In case of a very slender figure, you may be able to relocate the inner organs a tiny bit before the bones (that is, the ribs) put a stop to it. In case of a "stout" figure, on the other hand, there is a lot of body mass on the outside that can be relocated so that a corset can be much more effective - if it is properly made.

Someone with a normal figure (US size 12-16, no handicaps) should not have any problems with stays; the rules-of-thumb given in the instructons should suffice both for boning strength and amount. People wearing smaller sizes may find stays uncomfortable because the pressure almost directly works on the bones, but the type and amount of boning is the same as for normal figures, or a little less of it.

It gets more complicated for non-standard figures: hollow backs, hourglass, fat or well-endowed. This is what the rest of this article is about. Anyone not afflicted by any of those features may safely return to the instructions pages.

Extreme hip-to-waist or breast-to-ribcage ratios as well as the curve between a hollow back and the bottom require special boning. If a "stout" figure is laced into a corset, all of the three aforementioned issues tend to combine. In all those cases, half-boned stays are not recommended. The following therefore assumes fully-boned stays.

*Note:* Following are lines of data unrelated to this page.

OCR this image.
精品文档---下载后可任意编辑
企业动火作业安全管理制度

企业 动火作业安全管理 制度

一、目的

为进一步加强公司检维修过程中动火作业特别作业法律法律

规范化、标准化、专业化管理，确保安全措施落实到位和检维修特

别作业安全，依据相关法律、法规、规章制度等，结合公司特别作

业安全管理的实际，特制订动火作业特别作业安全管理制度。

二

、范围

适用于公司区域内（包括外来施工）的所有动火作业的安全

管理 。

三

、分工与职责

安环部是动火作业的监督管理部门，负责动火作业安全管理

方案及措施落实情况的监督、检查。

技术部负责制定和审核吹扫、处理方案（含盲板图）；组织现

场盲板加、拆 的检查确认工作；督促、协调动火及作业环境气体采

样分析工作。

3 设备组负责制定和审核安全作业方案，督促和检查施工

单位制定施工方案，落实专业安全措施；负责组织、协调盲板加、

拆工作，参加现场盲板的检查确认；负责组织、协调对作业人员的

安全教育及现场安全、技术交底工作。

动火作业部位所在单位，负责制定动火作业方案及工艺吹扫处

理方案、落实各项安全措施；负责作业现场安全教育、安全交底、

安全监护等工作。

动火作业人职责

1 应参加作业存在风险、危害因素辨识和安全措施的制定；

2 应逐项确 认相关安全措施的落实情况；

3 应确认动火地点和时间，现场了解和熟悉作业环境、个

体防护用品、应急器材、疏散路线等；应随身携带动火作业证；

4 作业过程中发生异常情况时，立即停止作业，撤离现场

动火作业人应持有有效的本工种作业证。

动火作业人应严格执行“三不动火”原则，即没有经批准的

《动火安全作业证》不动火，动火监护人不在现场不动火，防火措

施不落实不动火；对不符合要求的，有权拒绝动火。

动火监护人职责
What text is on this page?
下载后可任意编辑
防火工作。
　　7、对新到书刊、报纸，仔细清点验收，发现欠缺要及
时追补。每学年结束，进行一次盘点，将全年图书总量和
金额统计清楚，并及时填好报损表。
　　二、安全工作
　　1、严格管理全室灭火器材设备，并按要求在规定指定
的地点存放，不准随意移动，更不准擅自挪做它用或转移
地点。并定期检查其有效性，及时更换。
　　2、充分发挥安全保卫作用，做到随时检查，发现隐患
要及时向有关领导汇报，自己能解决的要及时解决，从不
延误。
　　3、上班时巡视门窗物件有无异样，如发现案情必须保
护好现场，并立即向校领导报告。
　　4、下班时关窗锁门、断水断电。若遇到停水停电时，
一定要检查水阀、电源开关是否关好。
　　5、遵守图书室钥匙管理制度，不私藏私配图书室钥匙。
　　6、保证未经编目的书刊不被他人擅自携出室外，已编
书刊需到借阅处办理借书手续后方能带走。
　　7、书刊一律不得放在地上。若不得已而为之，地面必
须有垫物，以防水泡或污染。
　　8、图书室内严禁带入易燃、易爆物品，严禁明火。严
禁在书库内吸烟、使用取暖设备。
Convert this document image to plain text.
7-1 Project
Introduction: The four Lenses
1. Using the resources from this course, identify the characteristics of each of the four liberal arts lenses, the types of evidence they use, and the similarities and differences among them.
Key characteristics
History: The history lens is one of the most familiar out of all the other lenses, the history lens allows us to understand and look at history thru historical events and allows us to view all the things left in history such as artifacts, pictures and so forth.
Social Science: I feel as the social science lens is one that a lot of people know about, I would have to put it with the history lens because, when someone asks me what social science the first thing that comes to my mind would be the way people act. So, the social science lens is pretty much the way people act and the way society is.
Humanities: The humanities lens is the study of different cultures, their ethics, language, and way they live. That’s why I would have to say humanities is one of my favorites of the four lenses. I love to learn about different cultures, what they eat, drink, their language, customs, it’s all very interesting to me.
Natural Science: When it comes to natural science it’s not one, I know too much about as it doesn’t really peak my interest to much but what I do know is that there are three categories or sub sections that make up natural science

Whenever there is a sharp curve from wait to hip or from (hollow) back to bottom, plastic boning alone is not enough: Even if the stays are fully boned, only 2-5 bones run through into the tabs, so they cannot properly support each other. If the tabs are spread very wide, they may stand out almost vertically, i.e. they are bent sharply. After a while, the plastic will suffer from material fatigue, i.e. like a rubber band that has been overstreched, it will refuse to return to its original shape. The boning will then be unable to take pressure away from the waist as it is meant to do and it will become painful.

Use steel boning of the same width as the plastic to prevent this: Steel doesn't bend as and therefore doesn't fatigue as easily as plastic does. If you have wide hips, use one (two in extreme cases) steel bone per tab around the side. For a hollow back, one per tab around the back. If you're fat, one or two around the sides and back. If you're well-endowed, fully-boned should be enough, but if you want to be on the safe side, use steel in every fourth tunnel around the front.

Steel boning of 0,5x5 mm is more rigid than 1x5 mm plastic boning.